The rustle of fall leaves underfoot always puts me back on Michigan’s North Country Trail. Every autumn for about 10 years I joined a handful of backpackers — women only — for three days of hiking and camping. Those were good times. We pushed ourselves to complete the day’s mileage goal with all our gear stowed in backpacks, stopping each night to set up a new camp and cook our evening meal over a fire.
Travel light. What seems essential at the start of the trail can become an unnecessary burden by the end. Purge and lighten up.
Share the load. All our “stuff” can get pretty weighty. Let someone share your load and help them with theirs. It will mean a more pleasant journey for everyone.
Wear good shoes. A solid foundation avoids a lot of pain and a few stumbles.
Pack rain gear. Or, to quote some Boy Scouts I know, “Be Prepared.”
Pace yourself. There’s a long trail ahead of you. No need to come to the end of it exhausted and discouraged.
Look up. You’ll miss out if you walk with your nose to the trail (or to the backside of the person in front of you). There’s so much to see on the journey. Don’t miss it.

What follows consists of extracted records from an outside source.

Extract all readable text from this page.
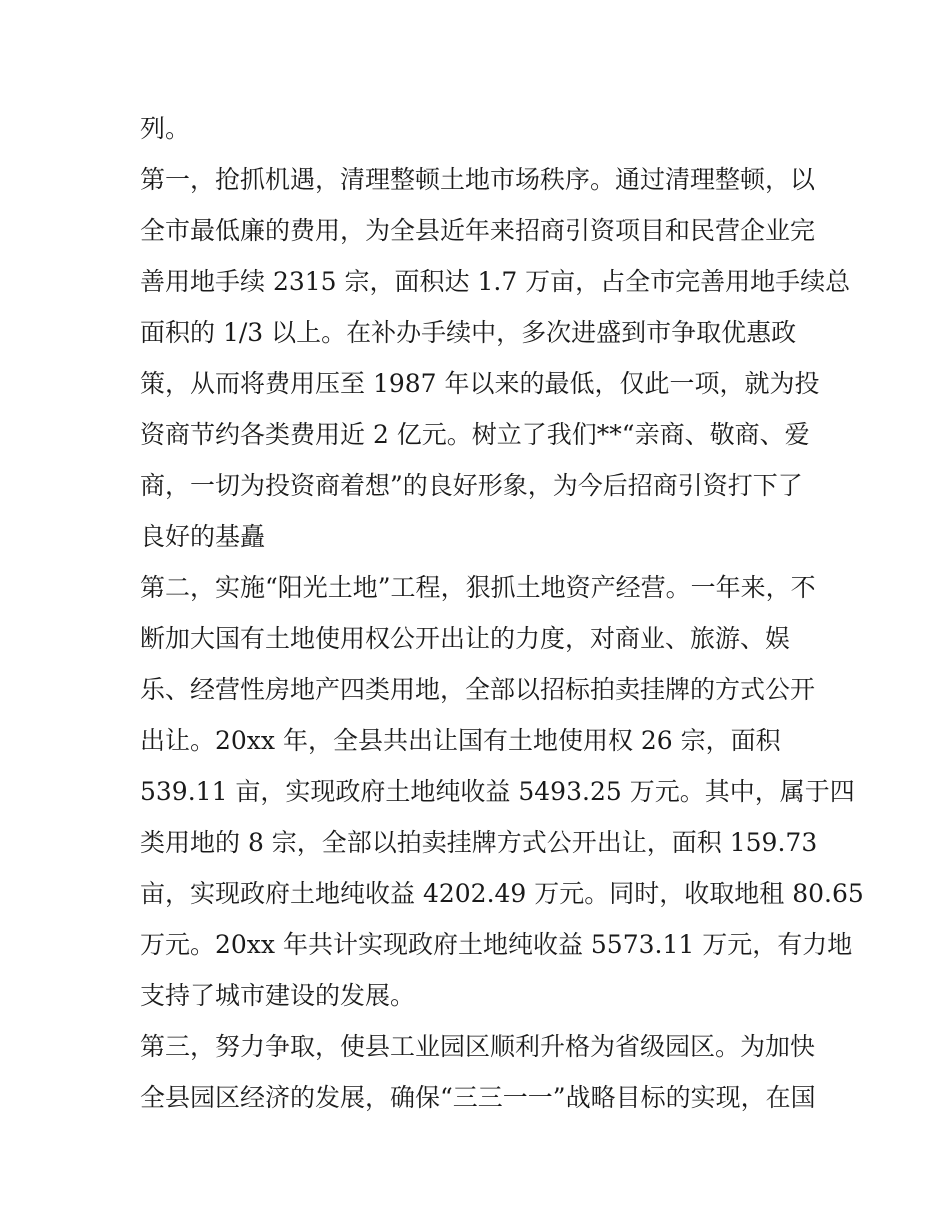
列。
第一，抢抓机遇，清理整顿土地市场秩序。通过清理整顿，以
全市最低廉的费用，为全县近年来招商引资项目和民营企业完
善用地手续 2315 宗，面积达 1.7 万亩，占全市完善用地手续总
面积的 1/3 以上。在补办手续中，多次进盛到市争取优惠政
策，从而将费用压至 1987 年以来的最低，仅此一项，就为投
资商节约各类费用近 2 亿元。树立了我们**“亲商、敬商、爱
商，一切为投资商着想”的良好形象，为今后招商引资打下了
良好的基矗
第二，实施“阳光土地”工程，狠抓土地资产经营。一年来，不
断加大国有土地使用权公开出让的力度，对商业、旅游、娱
乐、经营性房地产四类用地，全部以招标拍卖挂牌的方式公开
出让。20xx 年，全县共出让国有土地使用权 26 宗，面积
539.11 亩，实现政府土地纯收益 5493.25 万元。其中，属于四
类用地的 8 宗，全部以拍卖挂牌方式公开出让，面积 159.73
亩，实现政府土地纯收益 4202.49 万元。同时，收取地租 80.65
万元。20xx 年共计实现政府土地纯收益 5573.11 万元，有力地
支持了城市建设的发展。
第三，努力争取，使县工业园区顺利升格为省级园区。为加快
全县园区经济的发展，确保“三三一一”战略目标的实现，在国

Know where you’re going. Pick a reasonable destination and use a map to get you there. It helps to pay attention to signs posted along the way. They are there for a reason.
Keep the trail in sight. It’s okay to leave your chosen path occasionally, but don’t lose track of where you’re going. A well-traveled trail means someone walked through there successfully in the past.
Watch for potential obstacles. No path will be perfectly clear — another reason to “look up.”
Be part of the team. Unless you’re hiking alone, keep an eye on your fellow travelers. Don’t leave anyone behind. If you are traveling alone, seize the opportunity to commune with nature and its Creator.
Take nothing but photos, leave nothing but footprints. Capture your memories on film, and remember to clean up after yourself.
Drink plenty of water. Both literally and figuratively….”but whoever drinks the water I give them will never thirst. Indeed, the water I give them will become in them a spring of water welling up to eternal life.” John 4:14
The prayer of a young shepherd whispered on a trail thousands of years ago voices the joy to be found in becoming an intentional traveler:
“Now you’ve got my feet on the life path,
all radiant from the shining of your face.
Ever since you took my hand,
I’m on the right way.”
Psalm 16:11 The Message
What path are you on? Are there life lessons you’ve learned on your journey?